Grades 4 to 8: Saving Fred the Worm
To kick off our STEM class this year, the 4th to 8th grade students had to save Fred the Worm from drowning and get him to his lifesaving raft. Each group constructed a raft and created a flowchart and a written description of the process, including the challenges they faced.
4th & 5th Grades: Catapults
Students enjoyed researching catapults and how they are built. Then, we gathered materials and built mini-catapults that could throw little candy pumpkins. As the students built their catapults, they tested and re-tested their logic and measurements. When all the small groups were finished, we tested each final product for distance and accuracy. Some of the parents were so into the project that we organized a Saturday Club during which the parents built large catapults and threw large pumpkins. We called it "Chunk'n Punkins" and invited all the grade levels to watch the final parent contest.
We want all our students -- including the youngest ones -- to practice finding answers for themselves. Watch this quick video as some Kindergarten students figure out how to close a circuit to make a light go on.
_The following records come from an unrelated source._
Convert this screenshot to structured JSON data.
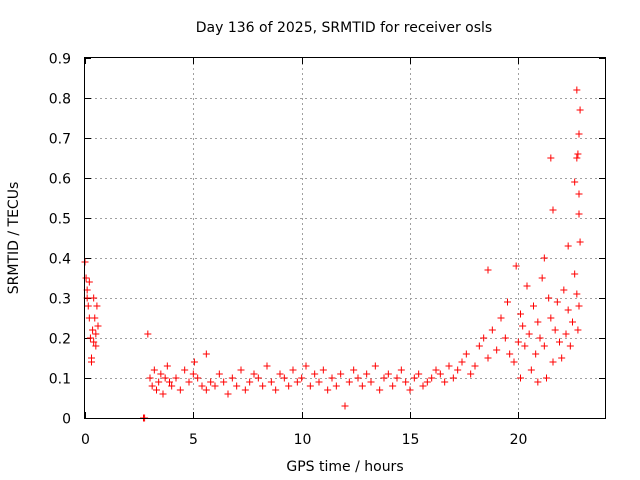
{
  "chart_data": {
    "type": "scatter",
    "title": "Day 136 of 2025, SRMTID for receiver osls",
    "xlabel": "GPS time / hours",
    "ylabel": "SRMTID / TECUs",
    "xlim": [
      0,
      24
    ],
    "ylim": [
      0,
      0.9
    ],
    "xticks": [
      0,
      5,
      10,
      15,
      20
    ],
    "xtick_labels": [
      "0",
      "5",
      "10",
      "15",
      "20"
    ],
    "yticks": [
      0,
      0.1,
      0.2,
      0.3,
      0.4,
      0.5,
      0.6,
      0.7,
      0.8,
      0.9
    ],
    "ytick_labels": [
      "0",
      "0.1",
      "0.2",
      "0.3",
      "0.4",
      "0.5",
      "0.6",
      "0.7",
      "0.8",
      "0.9"
    ],
    "grid": true,
    "marker": "+",
    "series": [
      {
        "name": "SRMTID",
        "color": "#ff0000",
        "x": [
          0.0,
          0.05,
          0.1,
          0.15,
          0.2,
          0.25,
          0.3,
          0.35,
          0.4,
          0.45,
          0.5,
          0.55,
          0.6,
          0.1,
          0.2,
          0.3,
          0.4,
          0.5,
          2.7,
          2.75,
          2.9,
          3.0,
          3.1,
          3.2,
          3.3,
          3.4,
          3.5,
          3.6,
          3.7,
          3.8,
          3.9,
          4.0,
          4.2,
          4.4,
          4.6,
          4.8,
          5.0,
          5.05,
          5.2,
          5.4,
          5.6,
          5.8,
          5.6,
          6.0,
          6.2,
          6.4,
          6.6,
          6.8,
          7.0,
          7.2,
          7.4,
          7.6,
          7.8,
          8.0,
          8.2,
          8.4,
          8.6,
          8.8,
          9.0,
          9.2,
          9.4,
          9.6,
          9.8,
          10.0,
          10.2,
          10.4,
          10.6,
          10.8,
          11.0,
          11.2,
          11.4,
          11.6,
          11.8,
          12.0,
          12.2,
          12.4,
          12.6,
          12.8,
          13.0,
          13.2,
          13.4,
          13.6,
          13.8,
          14.0,
          14.2,
          14.4,
          14.6,
          14.8,
          15.0,
          15.2,
          15.4,
          15.6,
          15.8,
          16.0,
          16.2,
          16.4,
          16.6,
          16.8,
          17.0,
          17.2,
          17.4,
          17.6,
          17.8,
          18.0,
          18.2,
          18.4,
          18.6,
          18.8,
          19.0,
          19.2,
          19.4,
          19.6,
          19.8,
          20.0,
          20.1,
          20.2,
          20.3,
          20.4,
          20.5,
          20.6,
          20.7,
          20.8,
          20.9,
          21.0,
          21.1,
          21.2,
          21.3,
          21.4,
          21.5,
          21.6,
          21.7,
          21.8,
          21.9,
          22.0,
          22.1,
          22.2,
          22.3,
          22.4,
          22.5,
          22.6,
          22.7,
          22.75,
          22.8,
          22.85,
          22.8,
          22.7,
          22.75,
          22.8,
          22.6,
          22.85,
          22.7,
          22.8,
          21.6,
          21.5,
          20.1,
          19.9,
          18.6,
          19.5,
          21.2,
          20.9,
          22.3
        ],
        "y": [
          0.39,
          0.35,
          0.32,
          0.28,
          0.25,
          0.2,
          0.15,
          0.22,
          0.3,
          0.25,
          0.18,
          0.28,
          0.23,
          0.3,
          0.34,
          0.14,
          0.19,
          0.21,
          0.0,
          0.0,
          0.21,
          0.1,
          0.08,
          0.12,
          0.07,
          0.09,
          0.11,
          0.06,
          0.1,
          0.13,
          0.09,
          0.08,
          0.1,
          0.07,
          0.12,
          0.09,
          0.11,
          0.14,
          0.1,
          0.08,
          0.07,
          0.09,
          0.16,
          0.08,
          0.11,
          0.09,
          0.06,
          0.1,
          0.08,
          0.12,
          0.07,
          0.09,
          0.11,
          0.1,
          0.08,
          0.13,
          0.09,
          0.07,
          0.11,
          0.1,
          0.08,
          0.12,
          0.09,
          0.1,
          0.13,
          0.08,
          0.11,
          0.09,
          0.12,
          0.07,
          0.1,
          0.08,
          0.11,
          0.03,
          0.09,
          0.12,
          0.1,
          0.08,
          0.11,
          0.09,
          0.13,
          0.07,
          0.1,
          0.11,
          0.08,
          0.1,
          0.12,
          0.09,
          0.07,
          0.1,
          0.11,
          0.08,
          0.09,
          0.1,
          0.12,
          0.11,
          0.09,
          0.13,
          0.1,
          0.12,
          0.14,
          0.16,
          0.11,
          0.13,
          0.18,
          0.2,
          0.15,
          0.22,
          0.17,
          0.25,
          0.2,
          0.16,
          0.14,
          0.19,
          0.26,
          0.23,
          0.18,
          0.33,
          0.21,
          0.12,
          0.28,
          0.16,
          0.24,
          0.2,
          0.35,
          0.18,
          0.1,
          0.3,
          0.25,
          0.14,
          0.22,
          0.29,
          0.19,
          0.15,
          0.32,
          0.21,
          0.27,
          0.18,
          0.24,
          0.36,
          0.31,
          0.22,
          0.28,
          0.44,
          0.56,
          0.65,
          0.66,
          0.71,
          0.59,
          0.77,
          0.82,
          0.51,
          0.52,
          0.65,
          0.1,
          0.38,
          0.37,
          0.29,
          0.4,
          0.09,
          0.43
        ]
      }
    ]
  }
}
First Grade: Stop Motion Animation
Students worked in small groups to create quick stories with a beginning, a middle, and an end (an initial incident, some rising action, and a climactic moment). Then, they molded figures from clay and practiced having the figures act out the story. Next, they placed each figure in a spot, took a picture, moved the appropriate figures, took another picture, and so on, until they had a series of pictures to tell the story. Finally, they ran the pictures together to make a very short "stop motion" movie.
Grade 2: Building the Strongest Bridge
Using two plastic cups and a sheet of paper, the students built bridges. As a part of the experiment, they formed the paper into different shapes and tested each shape to see which one made the strongest bridge. To determine which bridge was strongest, the children estimated how much weight each bridge could hold. Then, they tested their estimates by placing pennies on the bridges until they broke. The students concluded that triangular-shaped bridges were the strongest.
Grade 4: Maker Space
Universities across the country are incorporating "maker spaces" into their Tech buildings. Students can use the space to make assigned projects or just to create and have fun. These spaces usually offer a huge variety of materials and equipment. Recently, in our maker space, our fourth graders enjoyed using Strawbees to practice some engineering concepts. Their joy was contagious!
Grades 6 to 8: Building Roller Coasters
Students worked in pairs to create paper roller coasters. Each coaster included at least one original element. Then, the students calculated the potential energy and the kinetic energy of their rolling marbles. Later, the students went on an overnight field trip to Cedar Point, where they took a class on the engineering behind roller coasters and spent a day on the rides.
Grades 1 to 8: Coding
Students worked hard to complete 20 one-hour modules of computer coding. Although some of the hours were online tutorials, we also had many “unplugged” hours. For example, we learned to line dance the Cupid Shuffle, which helped us understand the concept of looping in code. To learn about debugging and the pressure of deadlines, we played a relay game in which teams had to write one line of graph code at a time and debug the mistakes the teammates made. In the end, although the online hours made us use our brains, the physical activities were fun, and we all learned a lot about computer programming.